I have found some missing annotation in the dataset, what should I do?

Please contact the organizers and provide them with the details of the missing annotation.

I am a chemist, is there some possibility to help in preparing the annotations?

Yes of course, in case you would like to help, please contact the task organizers. The annotation interface we constructed is easy to use. The most important issue is to understand the annotation guidelines properly.

Who should I contact in case of doubts about the task?

Please send your questions via e-mail to the task organizers or consider using the BioCreative participant mailing list in case it is an issue of common interest.

Does the CHEMDER task have a closed setting in the sense of only being allowed to use the provided training collections?

No, you are allowed to use any existing resource to augment your predictions, with the exception of doing manual annotations.

Can I use both the training and development set to train/tune/implement my system or must I use only the training set?

Of course you can use both, we have provided two separate datasets because of timing issues.

Are the evaluation results anonymous?

The obtained results are not anonymous. If you download the CHEMDNER test set we expect that you agree to make the obtained results and team public. This is not a competition but a community challenge with the aim of learning together how to improve text mining systems and sharing at least very basic information on the used systems.
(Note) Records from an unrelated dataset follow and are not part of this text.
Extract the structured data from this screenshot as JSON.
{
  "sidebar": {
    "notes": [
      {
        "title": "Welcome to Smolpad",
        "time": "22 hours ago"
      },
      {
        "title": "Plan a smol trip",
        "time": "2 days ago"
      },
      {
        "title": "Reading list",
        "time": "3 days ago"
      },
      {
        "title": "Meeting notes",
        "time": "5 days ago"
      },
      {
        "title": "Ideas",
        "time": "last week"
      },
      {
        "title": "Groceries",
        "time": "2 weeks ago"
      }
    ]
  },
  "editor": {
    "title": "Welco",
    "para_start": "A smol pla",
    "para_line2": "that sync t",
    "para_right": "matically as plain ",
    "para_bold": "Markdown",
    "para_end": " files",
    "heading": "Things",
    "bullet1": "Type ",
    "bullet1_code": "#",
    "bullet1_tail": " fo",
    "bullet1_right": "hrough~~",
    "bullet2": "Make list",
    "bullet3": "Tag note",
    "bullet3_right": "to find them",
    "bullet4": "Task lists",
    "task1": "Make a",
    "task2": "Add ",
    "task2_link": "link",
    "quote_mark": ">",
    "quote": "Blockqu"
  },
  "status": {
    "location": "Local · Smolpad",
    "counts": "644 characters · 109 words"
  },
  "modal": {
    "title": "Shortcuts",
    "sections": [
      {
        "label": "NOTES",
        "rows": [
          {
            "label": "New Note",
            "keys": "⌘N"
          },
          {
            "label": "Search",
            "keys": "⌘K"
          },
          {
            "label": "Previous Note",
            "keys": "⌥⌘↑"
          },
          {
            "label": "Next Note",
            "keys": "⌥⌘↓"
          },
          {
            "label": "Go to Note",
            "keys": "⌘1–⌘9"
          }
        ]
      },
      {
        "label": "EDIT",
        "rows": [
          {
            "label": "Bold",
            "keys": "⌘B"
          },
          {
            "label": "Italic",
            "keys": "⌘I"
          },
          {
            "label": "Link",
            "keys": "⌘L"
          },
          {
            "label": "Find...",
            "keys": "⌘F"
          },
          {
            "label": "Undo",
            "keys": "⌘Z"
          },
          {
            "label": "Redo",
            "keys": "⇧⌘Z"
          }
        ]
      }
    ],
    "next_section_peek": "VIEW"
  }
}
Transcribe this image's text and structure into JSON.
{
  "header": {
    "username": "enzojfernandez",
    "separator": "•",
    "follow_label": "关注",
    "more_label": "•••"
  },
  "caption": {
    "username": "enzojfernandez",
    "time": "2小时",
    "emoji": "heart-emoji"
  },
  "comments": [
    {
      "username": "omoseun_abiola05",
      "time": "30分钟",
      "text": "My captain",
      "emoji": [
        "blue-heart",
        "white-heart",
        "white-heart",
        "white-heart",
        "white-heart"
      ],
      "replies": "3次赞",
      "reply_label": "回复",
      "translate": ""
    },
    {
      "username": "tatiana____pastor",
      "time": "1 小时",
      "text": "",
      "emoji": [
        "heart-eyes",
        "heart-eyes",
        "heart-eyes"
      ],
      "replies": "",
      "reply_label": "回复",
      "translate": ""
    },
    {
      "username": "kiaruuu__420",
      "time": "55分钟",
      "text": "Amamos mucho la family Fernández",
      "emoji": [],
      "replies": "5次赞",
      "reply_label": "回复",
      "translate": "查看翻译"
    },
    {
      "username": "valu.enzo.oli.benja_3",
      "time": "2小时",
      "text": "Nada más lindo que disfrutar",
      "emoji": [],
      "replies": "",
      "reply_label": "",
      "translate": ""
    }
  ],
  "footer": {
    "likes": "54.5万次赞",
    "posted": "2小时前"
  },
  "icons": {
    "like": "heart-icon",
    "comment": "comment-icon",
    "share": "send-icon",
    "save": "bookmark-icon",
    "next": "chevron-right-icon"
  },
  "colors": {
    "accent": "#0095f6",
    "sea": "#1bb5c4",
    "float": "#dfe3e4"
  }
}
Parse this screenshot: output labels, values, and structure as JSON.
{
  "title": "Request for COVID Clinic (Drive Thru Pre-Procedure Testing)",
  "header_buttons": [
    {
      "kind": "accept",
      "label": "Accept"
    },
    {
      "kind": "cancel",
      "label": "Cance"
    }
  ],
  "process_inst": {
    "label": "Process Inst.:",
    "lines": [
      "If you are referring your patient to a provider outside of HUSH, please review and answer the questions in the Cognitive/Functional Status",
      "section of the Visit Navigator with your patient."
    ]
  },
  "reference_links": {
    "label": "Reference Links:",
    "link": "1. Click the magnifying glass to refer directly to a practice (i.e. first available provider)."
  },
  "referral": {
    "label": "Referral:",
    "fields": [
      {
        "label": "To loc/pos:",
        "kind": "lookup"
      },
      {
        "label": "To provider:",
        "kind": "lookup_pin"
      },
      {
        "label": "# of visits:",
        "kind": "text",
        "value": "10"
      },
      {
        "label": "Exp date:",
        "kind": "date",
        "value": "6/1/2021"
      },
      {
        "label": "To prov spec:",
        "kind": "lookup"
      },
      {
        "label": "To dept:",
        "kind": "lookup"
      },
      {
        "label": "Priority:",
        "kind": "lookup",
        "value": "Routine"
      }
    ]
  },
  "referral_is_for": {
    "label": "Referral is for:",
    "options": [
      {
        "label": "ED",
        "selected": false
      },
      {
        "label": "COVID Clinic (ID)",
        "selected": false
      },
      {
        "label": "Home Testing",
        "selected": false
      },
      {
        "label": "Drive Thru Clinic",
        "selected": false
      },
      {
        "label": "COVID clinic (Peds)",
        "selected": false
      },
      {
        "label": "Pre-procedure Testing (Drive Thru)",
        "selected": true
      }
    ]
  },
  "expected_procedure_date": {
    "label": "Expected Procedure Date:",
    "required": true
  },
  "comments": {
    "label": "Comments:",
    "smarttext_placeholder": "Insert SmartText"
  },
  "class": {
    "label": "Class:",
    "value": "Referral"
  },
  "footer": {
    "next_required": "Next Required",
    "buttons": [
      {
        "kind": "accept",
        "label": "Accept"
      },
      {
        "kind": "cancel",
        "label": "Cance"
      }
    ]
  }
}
If you have a problem with making your data public, please contact the organizers before downloading the test set.

Is there some library or script I could use to evaluate my system?

Yes, we provide the BioCreative evaluation library available in the resource section of the BioCreative webpage.

It would be interesting to know how good the inter-annotator agreement is, as that defines an upper bound of how well an automated solution will perform.

That is right, we will examine the outcome of multiple annotators and the corresponding IAA. We are of course aware that the IAA at the level of the individual CEM classes will be considerably lower than that of the mentions themselves. These numbers should be provided at the evaluation workshop.

What will the survey that forms part of the result submission be asking from the teams?

A short, technical description of your approach (e.g., machine learning and NLP methods, used resources and lexica, etc.).